The equation $313(x^3+y^3) = t^3$ is equivalent to finding,

$$x^3+y^3=313^2z^3\tag1$$

As Achille Hui points out, Noam Elkies found the solution with $83$-digits,

$$\small x_0 = 355507307842882624593086325021133856149447336710120844428552934573043094018915 289363\\ \small y_0 = -354602746692986709129018423204648314355484458881941451025238387384142099383045 862152 \\ \small z_0 =1517122651849438712721950935044230084378368307868200665761294465082177989014675811$$

Update: Curiously, $3(x_0+y_0) = (3\cdot 7\cdot 8273\cdot 64072783\cdot 125303678787043)^3$.
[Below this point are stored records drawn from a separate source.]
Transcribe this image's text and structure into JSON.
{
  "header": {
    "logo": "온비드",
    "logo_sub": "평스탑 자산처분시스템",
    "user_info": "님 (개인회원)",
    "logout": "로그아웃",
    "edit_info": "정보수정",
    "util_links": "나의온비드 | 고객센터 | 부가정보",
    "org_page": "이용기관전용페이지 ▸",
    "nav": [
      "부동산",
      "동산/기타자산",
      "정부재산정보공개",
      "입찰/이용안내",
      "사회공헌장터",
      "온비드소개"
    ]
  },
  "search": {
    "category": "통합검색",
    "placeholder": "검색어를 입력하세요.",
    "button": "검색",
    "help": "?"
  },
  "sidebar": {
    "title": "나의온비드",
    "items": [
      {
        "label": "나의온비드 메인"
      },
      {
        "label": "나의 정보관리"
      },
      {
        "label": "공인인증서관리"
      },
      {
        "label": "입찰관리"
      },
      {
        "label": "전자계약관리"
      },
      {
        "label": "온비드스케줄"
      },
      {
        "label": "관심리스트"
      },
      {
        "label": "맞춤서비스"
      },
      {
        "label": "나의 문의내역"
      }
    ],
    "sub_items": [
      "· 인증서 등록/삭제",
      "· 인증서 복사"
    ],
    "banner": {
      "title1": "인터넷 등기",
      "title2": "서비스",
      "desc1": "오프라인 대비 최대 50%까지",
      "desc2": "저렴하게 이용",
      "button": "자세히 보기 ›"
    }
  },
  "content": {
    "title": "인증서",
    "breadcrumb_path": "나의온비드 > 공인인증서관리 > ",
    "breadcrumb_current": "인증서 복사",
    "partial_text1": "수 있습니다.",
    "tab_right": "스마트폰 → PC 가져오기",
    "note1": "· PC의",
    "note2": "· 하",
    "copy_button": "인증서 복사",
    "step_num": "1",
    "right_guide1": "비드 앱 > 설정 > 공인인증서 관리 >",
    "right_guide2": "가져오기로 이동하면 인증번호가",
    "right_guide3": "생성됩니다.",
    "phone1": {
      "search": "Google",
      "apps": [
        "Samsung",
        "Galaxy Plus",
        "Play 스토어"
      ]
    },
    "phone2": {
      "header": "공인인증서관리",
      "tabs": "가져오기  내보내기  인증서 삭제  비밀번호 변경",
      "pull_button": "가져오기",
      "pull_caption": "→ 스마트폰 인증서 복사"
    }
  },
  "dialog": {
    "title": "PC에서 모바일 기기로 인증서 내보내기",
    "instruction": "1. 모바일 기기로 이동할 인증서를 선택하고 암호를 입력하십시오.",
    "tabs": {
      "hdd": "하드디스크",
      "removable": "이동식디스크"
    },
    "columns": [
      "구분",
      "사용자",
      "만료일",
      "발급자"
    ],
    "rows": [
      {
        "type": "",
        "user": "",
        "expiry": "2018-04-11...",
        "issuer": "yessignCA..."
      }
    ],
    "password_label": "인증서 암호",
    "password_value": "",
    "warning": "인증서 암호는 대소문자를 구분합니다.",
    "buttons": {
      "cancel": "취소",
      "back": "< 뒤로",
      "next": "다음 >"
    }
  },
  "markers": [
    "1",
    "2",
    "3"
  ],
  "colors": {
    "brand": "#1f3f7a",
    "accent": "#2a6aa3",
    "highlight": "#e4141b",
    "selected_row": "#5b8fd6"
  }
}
However, the OP wants them positive. Using the method also discussed in this post, given an initial solution to,

$$ax^3+by^3 = cz^3\tag2$$

then a new one can be derived as,

$$a(-bxy^3-cxz^3)^3 + b(ax^3y+cyz^3)^3 = c(-ax^3z+by^3z)^3\tag3$$

We can use $(3)$ iteratively to find an infinite number of solutions. We have,

$$x_0,y_0,z_0 = +,\,-,\,+\\ x_1,y_1,z_1 = +,\,-,\,-\\ x_2,y_2,z_2 = +,\,-,\,+\\ x_3,y_3,z_3 = +,\,-,\,-\\ x_4,y_4,z_4 = \color{red}{+,\,+,\,+} $$

and so on. So the fourth iteration is all positive. Approximately,

$$x_4 = 1.908757×10^{21389}\\ y_4 = 4.955536×10^{21389}\\ z_4 = 1.095063×10^{21388}$$

They are too long to explicitly write down, but if you have Mathematica, you can retrace the steps taken and see those numbers in all their glory.


The curve $a^3+b^3=N$ is birationally equivalent to the elliptic curve $y^2=x^3-432N^2$ with \begin{equation} a=\frac{36N+y}{6x} \hspace{2cm} b=\frac{36N-y}{6x} \end{equation}

For $N=313^2$, the curve has rank $1$ and generator $G=(x_0,y_0)$ with

$x_0$=426235512202934545020503360093256801131707221692968586587468/216170759226021502298882345008844433022529079715666681

$y_0$=278275087731298331021683520315726613848790652329435004093249928083293904849586928211092140/100506794432879496007544646276171310440319758686599267034949687655666070652158579

which give the solution Noam Elkies tabulated.

The curve has no torsion points so all rational solutions come from points of the form $mP, \, \, m=1,2,\ldots$.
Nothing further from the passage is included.